I am along the path of studying for the CISSP with quite a few resources (Official CBK, Harris' "All-In-One" Exam Guide, Lynda.com videos, Cybrary.it, Transcender practice tests, and many other suggestions from people here- Thank you all!). Each of these resources go to varying depths of detail on each topic. One question I have though is how deep is too deep in terms of a topic? Meaning, without giving away details, will I need to memorize specifics of the privacy laws to know which privacy law specifically prohibits a specific type of action? Or would it be more likely that knowing about the laws is enough?
I plan on being over prepared, but don't want to get bogged down in details that aren't important to memorize.
Selecting material is more about preference and taste in that materials are essentially useless when you never finish them.
Generally recommend find two sources in book form and read them slowly - cover to cover. Add to that one good lengthy quiz book and possibly one CCCure or similar online simulator. Anything more than this will be complete overkill.
As for what to read depends entirely on how much experience in the field you have. If your fairly new I would strongly suggest something that sounds like an All-in-one approach type of book. Well versed in most of the subjects tested and just need a good refresher? There are smaller, more concise reads with names like "11th hour" or "essentials".
Whatever you do please avoid any material that sounds suspicious or outright "brain dumps". These won't help much and only exist to cast a shadow on the certification on both the industry and individual. Yeah, someone is out to make a buck but the damage done has been lasting.
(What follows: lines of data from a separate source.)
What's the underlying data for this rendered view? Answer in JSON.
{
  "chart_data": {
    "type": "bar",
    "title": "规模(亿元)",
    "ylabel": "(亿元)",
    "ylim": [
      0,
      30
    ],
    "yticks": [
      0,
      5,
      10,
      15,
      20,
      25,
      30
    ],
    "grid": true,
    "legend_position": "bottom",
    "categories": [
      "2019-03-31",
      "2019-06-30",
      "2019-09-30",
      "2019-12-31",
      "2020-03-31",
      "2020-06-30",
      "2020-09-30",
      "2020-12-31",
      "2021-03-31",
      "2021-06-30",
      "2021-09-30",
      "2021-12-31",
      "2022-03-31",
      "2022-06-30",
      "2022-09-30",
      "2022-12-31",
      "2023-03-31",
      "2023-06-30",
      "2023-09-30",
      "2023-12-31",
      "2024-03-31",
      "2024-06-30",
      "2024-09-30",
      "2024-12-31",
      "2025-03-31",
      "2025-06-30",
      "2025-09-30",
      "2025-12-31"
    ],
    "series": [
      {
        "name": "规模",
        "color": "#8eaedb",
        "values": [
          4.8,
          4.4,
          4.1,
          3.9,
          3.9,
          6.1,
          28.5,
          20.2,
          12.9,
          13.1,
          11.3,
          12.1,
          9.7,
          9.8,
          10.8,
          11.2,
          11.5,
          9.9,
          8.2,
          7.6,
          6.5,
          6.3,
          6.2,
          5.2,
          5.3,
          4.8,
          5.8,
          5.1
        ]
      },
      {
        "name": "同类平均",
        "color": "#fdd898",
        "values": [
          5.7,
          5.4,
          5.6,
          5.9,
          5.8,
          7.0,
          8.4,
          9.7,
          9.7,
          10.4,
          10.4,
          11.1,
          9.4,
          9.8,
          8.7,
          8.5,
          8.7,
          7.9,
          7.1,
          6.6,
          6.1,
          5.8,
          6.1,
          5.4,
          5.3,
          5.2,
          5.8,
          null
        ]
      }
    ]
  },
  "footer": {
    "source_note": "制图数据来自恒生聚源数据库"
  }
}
Let's not go there.
Thank you Brent.
I am not questioning my sources of study, as I am fairly confident in them. I have been in IT for 20+ years with various roles in and out of security. I am questioning the depth of the questions on the exam. I have heard the CISSP exam explained as wide, but not deep. Some of the practice exams that I have seen so far though seem to be both.
The textbook answer is, go as deep as you can go. Since that doesn't really answer the question however, I did find on the CISSP website under approved training this link: http://learnzapp.com/apps/cissp/ There are (I believe) retired test questions which will best show you how they ask questions and shed some light on how deep to go.
My philosophy to test-taking and my overall success has been to choose a relevant authoritative resource and go with that. If you actually retain 45-50% of what you've read in the Official CBK, Shon Harris, or any other authoritative resource, you will pass the test if you are honest with yourself and avidly study in a proper manner. A good deal of the test (30-35%) that I was presented with were experience based. Those questions were very intuitive to me and I would not have needed to study to answer those particular items.
You may be spending too much money in my opinion, but everyone is different.
CISSP is really "deep down superficial".
Reading, comprehension and attention to detail are as critical as the remembered knowledge. However with twenty years in IT, you'll be pretty well prepared from your nine to five(unless of course, it was all at 'Reynholm Industries' as featured in the 'IT Crowd' - but in that case, I see a more lucrative career for you acting in sitcoms...) 😉
One good book is probably enough, the new study guide was quite good for me.
Here's what I do when I study for an - read it for say 30 minutes at a time, note down concepts I don't understand, rest for ten, look them up, rest for ten and then attempt the recall of the facts and redo any I miss.
CAT means it's important not to get questions wrong - so I'll reiterate attention to detail, but none of the questions are what I'd call deep. Good Luck!